The recent bustle at Snell Farm and Little Ridge fits the bigger picture, according to Maine Farmland Trust and the Maine Organic Farmers and Gardeners Association’s Maine Local Market Report. Demand for spring greens outpaced supply earlier this year. Shoppers snapped up meat and dairy. By the start of summer, as more vegetables came into season, both farm-stand and farmers-market sales surpassed expectations, and many farms reported that they couldn’t keep up.

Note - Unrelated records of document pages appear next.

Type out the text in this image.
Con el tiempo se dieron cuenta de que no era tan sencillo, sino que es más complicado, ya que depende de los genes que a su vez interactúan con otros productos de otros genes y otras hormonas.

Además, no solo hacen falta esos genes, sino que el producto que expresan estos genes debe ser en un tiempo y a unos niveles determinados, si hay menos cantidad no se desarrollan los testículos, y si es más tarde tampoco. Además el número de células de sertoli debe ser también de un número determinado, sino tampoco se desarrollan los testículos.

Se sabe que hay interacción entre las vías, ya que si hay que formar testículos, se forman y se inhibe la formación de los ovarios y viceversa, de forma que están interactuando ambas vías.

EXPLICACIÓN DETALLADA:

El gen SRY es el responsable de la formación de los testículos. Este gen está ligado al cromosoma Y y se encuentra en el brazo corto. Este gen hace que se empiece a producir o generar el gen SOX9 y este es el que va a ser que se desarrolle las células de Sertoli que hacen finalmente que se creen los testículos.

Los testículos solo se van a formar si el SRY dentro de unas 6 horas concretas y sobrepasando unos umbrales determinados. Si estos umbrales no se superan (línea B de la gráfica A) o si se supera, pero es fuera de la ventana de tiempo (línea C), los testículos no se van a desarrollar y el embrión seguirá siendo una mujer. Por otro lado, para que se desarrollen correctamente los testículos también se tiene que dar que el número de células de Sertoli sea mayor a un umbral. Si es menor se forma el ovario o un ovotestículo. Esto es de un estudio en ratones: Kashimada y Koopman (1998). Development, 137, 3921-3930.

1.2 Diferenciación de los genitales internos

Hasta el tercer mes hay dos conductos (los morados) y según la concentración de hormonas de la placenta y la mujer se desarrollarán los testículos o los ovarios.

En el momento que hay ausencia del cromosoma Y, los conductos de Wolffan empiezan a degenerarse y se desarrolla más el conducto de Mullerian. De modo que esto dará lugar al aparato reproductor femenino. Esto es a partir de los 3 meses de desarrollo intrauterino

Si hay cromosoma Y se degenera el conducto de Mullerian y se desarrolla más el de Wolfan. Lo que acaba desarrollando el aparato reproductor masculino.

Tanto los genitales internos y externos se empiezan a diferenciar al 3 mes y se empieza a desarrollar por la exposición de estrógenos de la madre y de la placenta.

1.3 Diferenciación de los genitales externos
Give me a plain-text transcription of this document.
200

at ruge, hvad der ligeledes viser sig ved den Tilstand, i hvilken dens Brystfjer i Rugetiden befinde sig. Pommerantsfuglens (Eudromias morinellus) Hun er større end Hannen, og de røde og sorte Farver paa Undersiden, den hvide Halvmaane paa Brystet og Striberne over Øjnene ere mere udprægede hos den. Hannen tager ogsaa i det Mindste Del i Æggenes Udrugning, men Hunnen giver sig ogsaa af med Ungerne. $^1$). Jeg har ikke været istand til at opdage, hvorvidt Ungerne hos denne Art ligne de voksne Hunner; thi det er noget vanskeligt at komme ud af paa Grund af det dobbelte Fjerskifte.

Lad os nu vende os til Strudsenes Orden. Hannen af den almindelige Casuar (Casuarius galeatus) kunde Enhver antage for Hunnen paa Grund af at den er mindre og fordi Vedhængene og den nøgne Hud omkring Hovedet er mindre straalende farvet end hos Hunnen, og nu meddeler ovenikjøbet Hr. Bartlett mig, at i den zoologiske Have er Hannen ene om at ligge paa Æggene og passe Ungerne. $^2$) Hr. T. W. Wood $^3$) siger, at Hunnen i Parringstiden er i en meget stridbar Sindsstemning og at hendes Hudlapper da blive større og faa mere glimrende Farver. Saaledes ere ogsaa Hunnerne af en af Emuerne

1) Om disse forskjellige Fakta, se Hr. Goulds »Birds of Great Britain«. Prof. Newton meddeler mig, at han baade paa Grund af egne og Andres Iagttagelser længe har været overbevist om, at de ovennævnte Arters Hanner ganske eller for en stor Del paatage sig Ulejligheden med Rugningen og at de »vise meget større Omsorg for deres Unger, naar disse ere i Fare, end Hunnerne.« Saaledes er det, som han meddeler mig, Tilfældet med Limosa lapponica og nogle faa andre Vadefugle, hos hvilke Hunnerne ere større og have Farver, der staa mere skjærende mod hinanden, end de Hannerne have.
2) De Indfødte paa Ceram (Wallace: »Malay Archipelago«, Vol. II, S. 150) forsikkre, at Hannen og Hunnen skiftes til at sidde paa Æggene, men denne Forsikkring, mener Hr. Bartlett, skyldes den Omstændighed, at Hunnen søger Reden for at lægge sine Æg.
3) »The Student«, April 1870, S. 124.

With typical items in short supply, home cooks started branching out — one Maine Local Market Report noted a “willingness to try new things and embrace seasonality.” Niche products that normally go to restaurants — bok choy, microgreens, mini broccoli — found a new audience (although the general public’s adventurousness still has limits, and sales of specialty carrots and edible flowers dropped). Penny Jordan is a fourth-generation owner of Jordan’s Farm, in Cape Elizabeth, which opened two months early to meet the pandemic-driven demand. She saw a huge uptick in people seeking seedlings — other farmers did too — and she suspects that cooped-up Mainers, noticing produce shortages and reading news about risks to national supply chains, started so-called “resiliency gardens,” keeping a source of food in their own backyards.
This summer, farmers face a new challenge: guessing how long the boom will last. “Our dilemma is whether we should spend the time doing extra planting now,” Tracy says. She fears ending up with a surplus come fall and winter. What if home cooks scale back after restaurants reopen? Will they keep buying locally for as long as the pandemic lasts? What about after? “My desire is that people won’t forget this,” Jordan says. “If we can create a really secure and stable food system, we’ll be able to insulate ourselves against another crisis.”
Hankering for fresh veggies, fruit, meat, dairy, and seafood? To help Mainers buy local during the COVID-19 pandemic, the UMaine Cooperative Extension website now hosts a map-based directory of producers.